In fact, her solution cut right to the crux of the matter--because reputation solves the problem in repeated games such as within the family. The dry-witted conclusion drawn by the author glibly dismissed the real reason why superimposing market solutions for problems within a family is often an inefficient approach. A family has tools, inside information, and long-term commitments that are often not available in the market. In turn, using an analogy with the family to illustrate why some solutions work well in the market may lead to false inferences. And perhaps to people not reading your book.

daublin writes:

It is entirely possible to discuss such things without being a jerk or a bore. It is possible to use your differences as a chance to shine, a chance to share interesting things and be *less* boring.

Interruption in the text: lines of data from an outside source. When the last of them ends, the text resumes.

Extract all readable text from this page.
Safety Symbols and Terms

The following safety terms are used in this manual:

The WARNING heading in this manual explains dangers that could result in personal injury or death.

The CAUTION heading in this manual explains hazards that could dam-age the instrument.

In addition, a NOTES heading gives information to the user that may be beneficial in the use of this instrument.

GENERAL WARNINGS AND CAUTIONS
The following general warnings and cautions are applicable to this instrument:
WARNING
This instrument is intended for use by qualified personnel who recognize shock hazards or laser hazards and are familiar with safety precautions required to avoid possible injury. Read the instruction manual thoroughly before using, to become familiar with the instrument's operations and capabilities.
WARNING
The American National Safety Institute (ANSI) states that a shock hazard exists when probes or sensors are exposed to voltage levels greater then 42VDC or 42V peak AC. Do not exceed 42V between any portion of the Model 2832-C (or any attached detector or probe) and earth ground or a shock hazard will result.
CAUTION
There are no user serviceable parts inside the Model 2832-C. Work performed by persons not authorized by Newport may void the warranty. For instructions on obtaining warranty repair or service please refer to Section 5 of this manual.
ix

To do so, you must avoid correcting every individual thing that people around you say. You have to pick your battles. Choose things that are important and are easily countered, respond with just a few sentences, and then shut up to let other people talk.

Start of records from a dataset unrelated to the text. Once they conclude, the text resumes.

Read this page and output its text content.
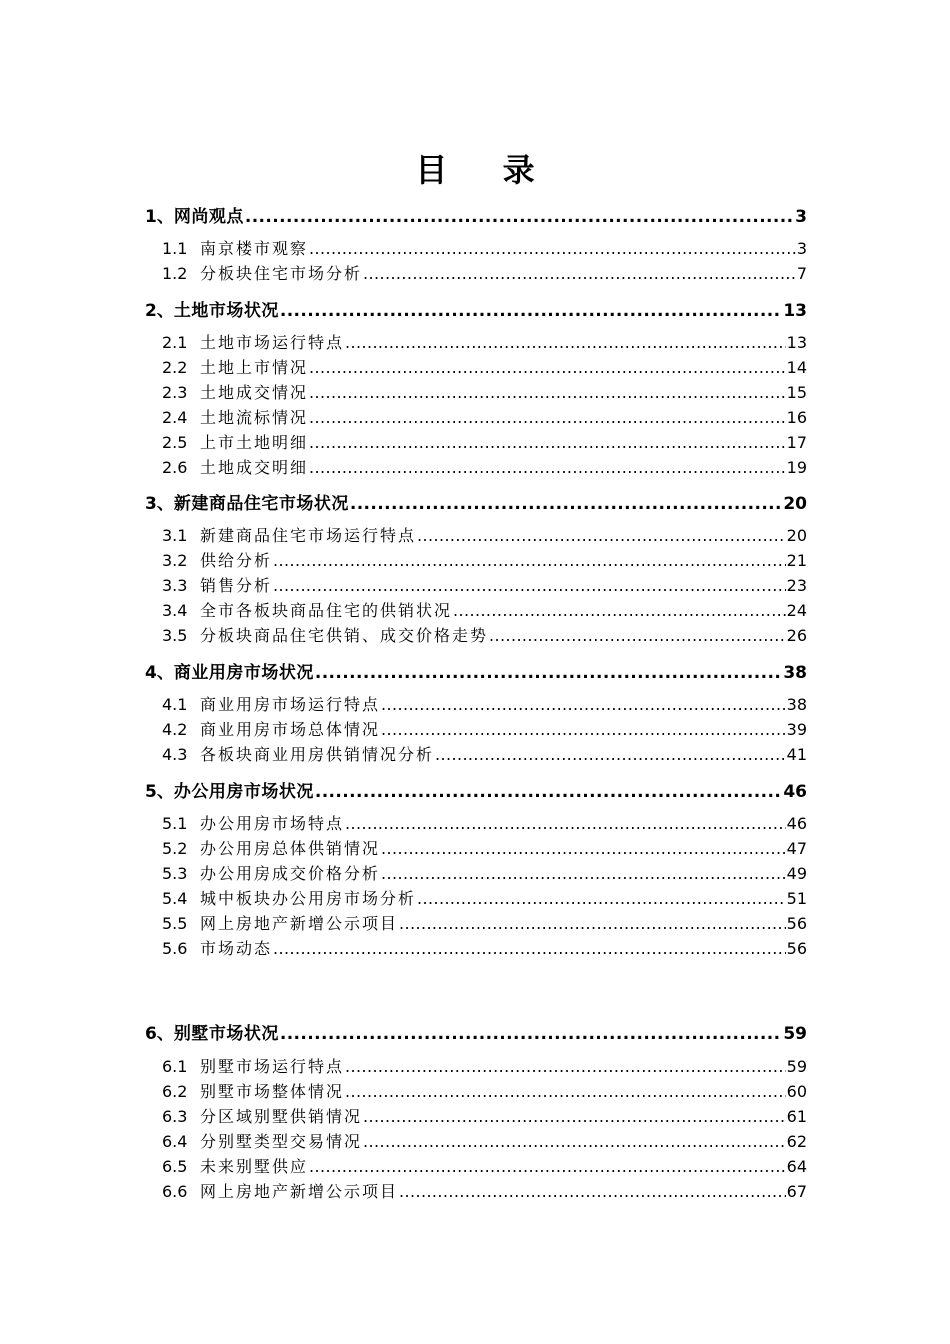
目 录
1、 网尚观点 .....	3
1.1 南京楼市观察 .....	3
1.2 分板块住宅市场分析 .....	7
2、 土地市场状况 .....	13
2.1 土地市场运行特点 .....	13
2.2 土地上市情况 .....	14
2.3 土地成交情况 .....	15
2.4 土地流标情况 .....	16
2.5 上市土地明细 .....	17
2.6 土地成交明细 .....	19
3、 新建商品住宅市场状况 .....	20
3.1 新建商品住宅市场运行特点 .....	20
3.2 供给分析 .....	21
3.3 销售分析 .....	23
3.4 全市各板块商品住宅的供销状况 .....	24
3.5 分板块商品住宅供销、成交价格走势 .....	26
4、 商业用房市场状况 .....	38
4.1 商业用房市场运行特点 .....	38
4.2 商业用房市场总体情况 .....	39
4.3 各板块商业用房供销情况分析 .....	41
5、 办公用房市场状况 .....	46
5.1 办公用房市场特点 .....	46
5.2 办公用房总体供销情况 .....	47
5.3 办公用房成交价格分析 .....	49
5.4 城中板块办公用房市场分析 .....	51
5.5 网上房地产新增公示项目 .....	56
5.6 市场动态 .....	56
6、 别墅市场状况 .....	59
6.1 别墅市场运行特点 .....	59
6.2 别墅市场整体情况 .....	60
6.3 分区域别墅供销情况 .....	61
6.4 分别墅类型交易情况 .....	62
6.5 未来别墅供应 .....	64
6.6 网上房地产新增公示项目 .....	67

There are a lot of great examples of this in the Market Correction blog. I try to follow Boudreaux's style -- or at least, a style one notch less acidic than his.

http://marketcorrection.powerblogs.com


One small tip. If you do bring someone around, it is unlikely to happen right at that moment. More likely, they will give you their prior belief right then, and only really consider your argument at a later time. Thus, you need to be extra careful to pick one or two GOOD sentences to make your argument.

-Daublin

PS -- It is only fair to offer the same consideration to their arguments, that you are asking of them. Ask them what their best argument is, and listen to it.

Jacqueline writes:

For insight into what it's like to be out of the closet and dating, read Russell Roberts' novel _Invisible Heart_. (Best romance novel since _Atlas Shrugged_!) Although my situation (economics-minded female dating "normal" men) was a little different than the one presented in the book (economist male, "normal" female), it seemed as if Russ must have been spying on my dates -- some of the conversations in the book were almost word-for-word the same as conversations I'd personally had with dates.

I eventually became soooooooooooooooo sick of dating the economically illiterate. Fortunately I'm marrying a former finance/economics major next month so I'm all set now.

Andrew S. Johnson writes:

I agree, if there is one thing economics needs is a secret handshake. That way we know when it is safe and who does not like being a member of a secret club, with a secret handshake to boot!

Tom West writes:

The economic way of thinking, in contrast, is true whether people like it or not. Economic wisdom can, should, and must be presented as a general way of thinking about life because that's precisely what it is.

*sigh*. The trouble is that the 'economic way of thinking' is that it so often fails when dealing with human beings.

More to the point, while in theory practicing economics on a local scale should make everyone happier, given the way most humans are constructed, it often fails to give people what they actually want, instead giving them what economics dictates they should want. (Well, your revealed preference indicated that's what you want, so how DARE you be unhappy when you get it!)

Of course, economic understanding is a useful tool to have in one's belt, but one needs to be aware that it fails to model the subtleties that bond human beings together.

It's no surprise that applying economic principles on a family scale often ends up with something that might make economic sense, but most human beings instinctively know would fail in reality (ala the Armchair economist's advice above).

Biomed Tim writes:

When is the armchair economist's wife gonna come out with her own book? I'd buy it!